Armon Dhillon
The Boston Police Department recently decided not to go through with their proposed 1.4 million dollar software program that would monitor people’s social media accounts, such as Facebook and Twitter, for criminal activity. Police Commissioner William Evans stated that the technology “exceeds the needs of the department.”
Police were planning to use this software to track posts on social media and use the data to alert police officers of potential threats beforehand. However, the director of the Boston Regional Intelligence Center said that currently the police department does not have the the ability to deal with the sheer volume of data and that this technology would help the police in investigating threats.

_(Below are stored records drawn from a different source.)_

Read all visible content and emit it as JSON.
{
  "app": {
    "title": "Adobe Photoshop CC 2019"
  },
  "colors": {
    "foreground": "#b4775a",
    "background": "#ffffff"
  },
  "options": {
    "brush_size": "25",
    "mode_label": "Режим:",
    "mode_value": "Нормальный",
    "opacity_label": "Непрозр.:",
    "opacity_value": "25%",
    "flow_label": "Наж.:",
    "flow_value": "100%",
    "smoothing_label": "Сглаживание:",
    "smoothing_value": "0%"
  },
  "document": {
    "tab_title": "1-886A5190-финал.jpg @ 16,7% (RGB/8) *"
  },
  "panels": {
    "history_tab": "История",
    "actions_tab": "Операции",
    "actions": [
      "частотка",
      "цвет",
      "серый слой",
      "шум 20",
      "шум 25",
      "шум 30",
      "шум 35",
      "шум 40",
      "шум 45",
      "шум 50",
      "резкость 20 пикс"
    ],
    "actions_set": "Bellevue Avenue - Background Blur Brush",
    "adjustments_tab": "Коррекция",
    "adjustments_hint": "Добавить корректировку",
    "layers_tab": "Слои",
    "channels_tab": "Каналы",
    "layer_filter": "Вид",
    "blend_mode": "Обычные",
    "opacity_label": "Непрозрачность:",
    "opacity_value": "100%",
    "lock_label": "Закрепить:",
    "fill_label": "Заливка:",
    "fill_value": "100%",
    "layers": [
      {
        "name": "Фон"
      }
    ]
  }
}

In a campaign spearheaded by the American Civil Liberties Union, various civil liberty groups criticized the police for trying to obtain a software that would infringe on people’s privacy. Opponents of the software were worried that it would be used unfairly against minorities and would result in the monitoring of citizens’ First Amendment rights. Another criticism of the software was that its capabilities were not made transparent to the public due to confidential bids from various technology vendors.
Scrapping this particular software is a good idea. The people of Boston have the right to know exactly what the software does before the police spend almost one and a half million dollars on it and possibly place citizens’ privacy at risk. Transparency is vital in this day and age in order for people to maintain trust in their government, especially in the post-Snowden era. After former NSA employee Edward Snowden leaked classified documents, the NSA fell under scrutiny for its huge surveillance operation, including spying on German Chancellor Angela Merkel, raising questions about the limits on government surveillance.

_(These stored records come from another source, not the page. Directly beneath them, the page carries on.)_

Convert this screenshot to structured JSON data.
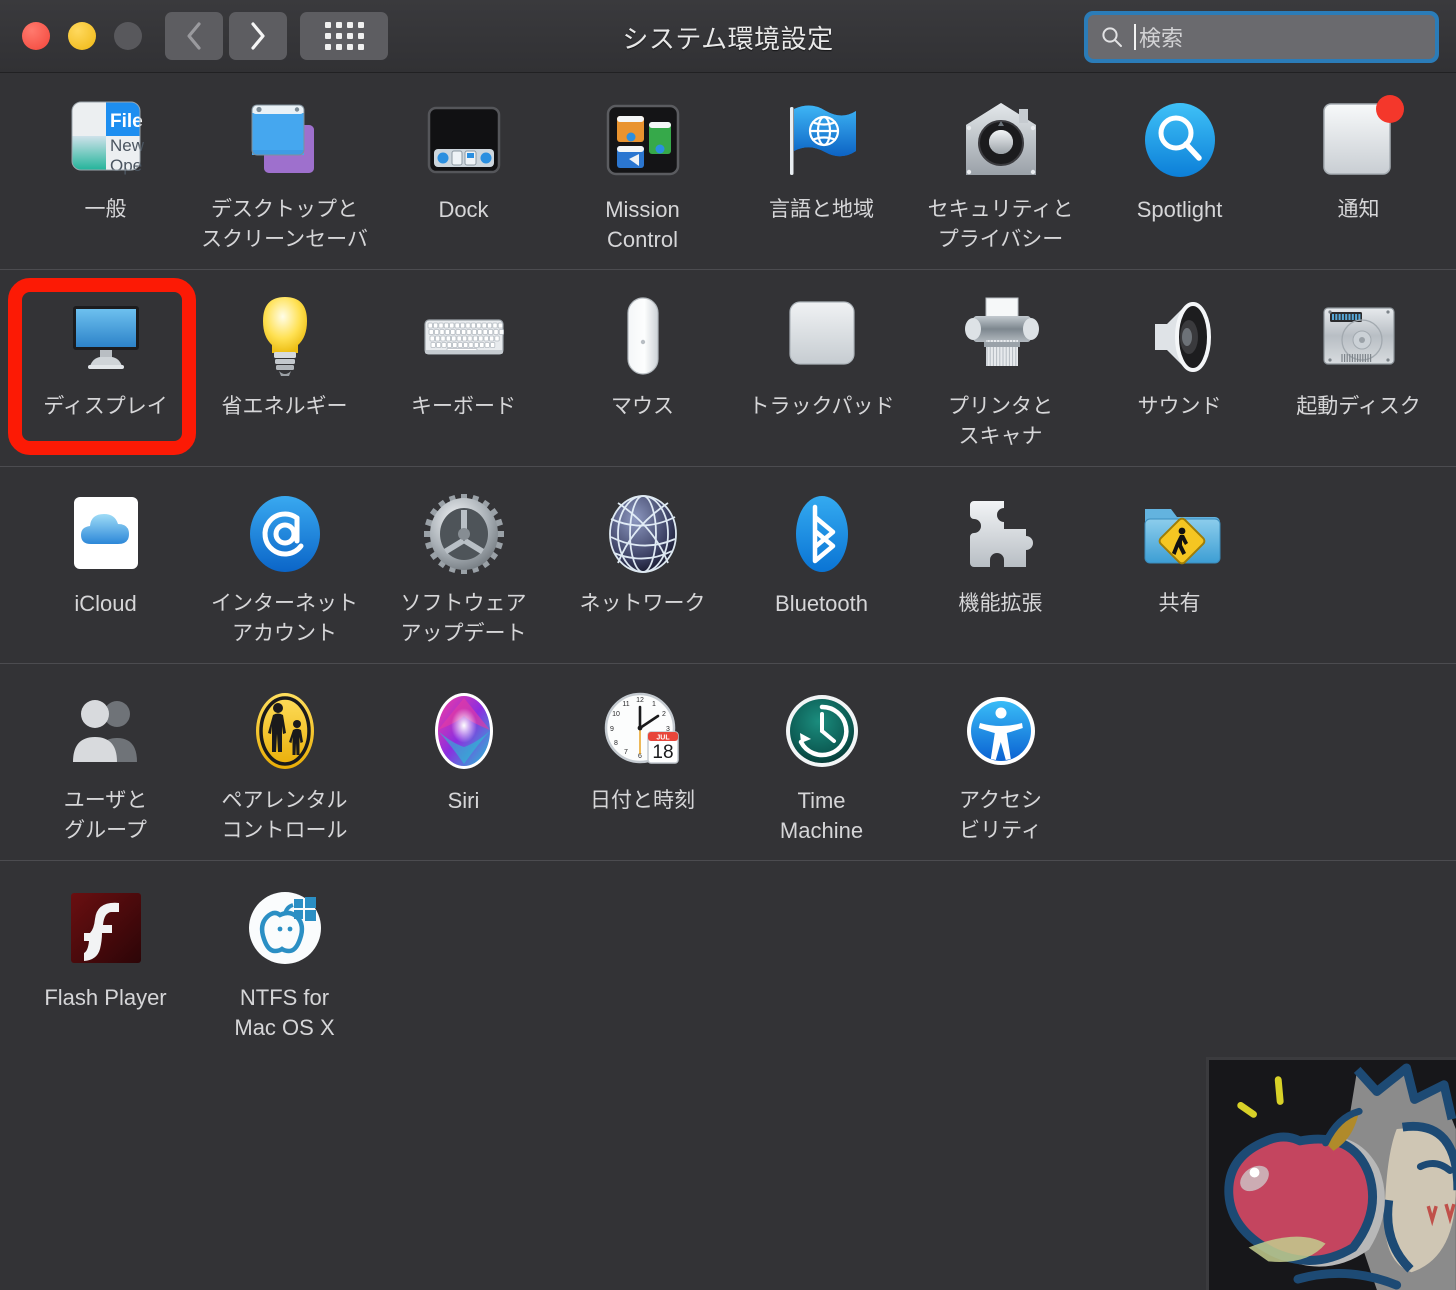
{
  "window": {
    "title": "システム環境設定",
    "traffic_lights": [
      {
        "name": "close",
        "color": "#f3453a"
      },
      {
        "name": "minimize",
        "color": "#efb713"
      },
      {
        "name": "zoom",
        "color": "#58585c"
      }
    ],
    "nav": {
      "back_label": "戻る",
      "forward_label": "進む",
      "grid_label": "すべてを表示"
    },
    "search": {
      "placeholder": "検索",
      "value": "",
      "focused": true,
      "focus_ring_color": "#2b7cb8"
    }
  },
  "theme": {
    "background": "#333336",
    "titlebar": "#3a3a3d",
    "separator": "#4c4c50",
    "label_color": "#d6d6d8",
    "highlight_color": "#fc1a05"
  },
  "annotation": {
    "highlight_target": "ディスプレイ",
    "shape": "rounded-rectangle",
    "color": "#fc1a05"
  },
  "rows": [
    {
      "items": [
        {
          "icon": "general-icon",
          "label": "一般",
          "lang": "ja"
        },
        {
          "icon": "desktop-screensaver-icon",
          "label": "デスクトップと\nスクリーンセーバ",
          "lang": "ja"
        },
        {
          "icon": "dock-icon",
          "label": "Dock",
          "lang": "en"
        },
        {
          "icon": "mission-control-icon",
          "label": "Mission\nControl",
          "lang": "en"
        },
        {
          "icon": "language-region-icon",
          "label": "言語と地域",
          "lang": "ja"
        },
        {
          "icon": "security-privacy-icon",
          "label": "セキュリティと\nプライバシー",
          "lang": "ja"
        },
        {
          "icon": "spotlight-icon",
          "label": "Spotlight",
          "lang": "en"
        },
        {
          "icon": "notifications-icon",
          "label": "通知",
          "lang": "ja",
          "badge": true
        }
      ]
    },
    {
      "items": [
        {
          "icon": "displays-icon",
          "label": "ディスプレイ",
          "lang": "ja",
          "highlighted": true
        },
        {
          "icon": "energy-saver-icon",
          "label": "省エネルギー",
          "lang": "ja"
        },
        {
          "icon": "keyboard-icon",
          "label": "キーボード",
          "lang": "ja"
        },
        {
          "icon": "mouse-icon",
          "label": "マウス",
          "lang": "ja"
        },
        {
          "icon": "trackpad-icon",
          "label": "トラックパッド",
          "lang": "ja"
        },
        {
          "icon": "printers-scanners-icon",
          "label": "プリンタと\nスキャナ",
          "lang": "ja"
        },
        {
          "icon": "sound-icon",
          "label": "サウンド",
          "lang": "ja"
        },
        {
          "icon": "startup-disk-icon",
          "label": "起動ディスク",
          "lang": "ja"
        }
      ]
    },
    {
      "items": [
        {
          "icon": "icloud-icon",
          "label": "iCloud",
          "lang": "en"
        },
        {
          "icon": "internet-accounts-icon",
          "label": "インターネット\nアカウント",
          "lang": "ja"
        },
        {
          "icon": "software-update-icon",
          "label": "ソフトウェア\nアップデート",
          "lang": "ja"
        },
        {
          "icon": "network-icon",
          "label": "ネットワーク",
          "lang": "ja"
        },
        {
          "icon": "bluetooth-icon",
          "label": "Bluetooth",
          "lang": "en"
        },
        {
          "icon": "extensions-icon",
          "label": "機能拡張",
          "lang": "ja"
        },
        {
          "icon": "sharing-icon",
          "label": "共有",
          "lang": "ja"
        }
      ]
    },
    {
      "items": [
        {
          "icon": "users-groups-icon",
          "label": "ユーザと\nグループ",
          "lang": "ja"
        },
        {
          "icon": "parental-controls-icon",
          "label": "ペアレンタル\nコントロール",
          "lang": "ja"
        },
        {
          "icon": "siri-icon",
          "label": "Siri",
          "lang": "en"
        },
        {
          "icon": "date-time-icon",
          "label": "日付と時刻",
          "lang": "ja",
          "month": "JUL",
          "day": "18"
        },
        {
          "icon": "time-machine-icon",
          "label": "Time\nMachine",
          "lang": "en"
        },
        {
          "icon": "accessibility-icon",
          "label": "アクセシ\nビリティ",
          "lang": "ja"
        }
      ]
    },
    {
      "items": [
        {
          "icon": "flash-player-icon",
          "label": "Flash Player",
          "lang": "en"
        },
        {
          "icon": "ntfs-mac-icon",
          "label": "NTFS for\nMac OS X",
          "lang": "en"
        }
      ]
    }
  ]
}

However, police departments nationwide should have some sort of software that allows them to keep an eye out for criminal activity on social media. Everything posted on social media is already public information, so why make it hard for the police to track crime more effectively? If I tweeted that I was going to cause harm to someone, the police should be able to find me and take appropriate action beforehand rather than after the crime has been committed. Imagine how many people could be saved from violent situations.
The ACLU’s concerns about specifically targeting minorities is an issue that also needs to be addressed. We don’t know the specifics of the program, but if it were to just filter through text, I don’t believe that it would target minorities unfairly. It would look for words and phrases that would be interpreted as dangerous, regardless of the race of the person who wrote it.
People have an entitlement to privacy, a very important right. Nevertheless, there needs to be a trade off at some point. In the world we live in, the internet and social media is only becoming more prominent. The amount of information online is vast and growing by the second. Law enforcement is going to have to devote a larger amount of resources to deal with the increasingly large influx of data at some point.
In the end, the Boston Police Department made the right call deciding to abandon pursuing this particular software due to its undefined capabilities. However, in the future a software that has defined and reasonable privacy boundaries is going to be needed to monitor the web in order to keep us safe in the digital world we live in.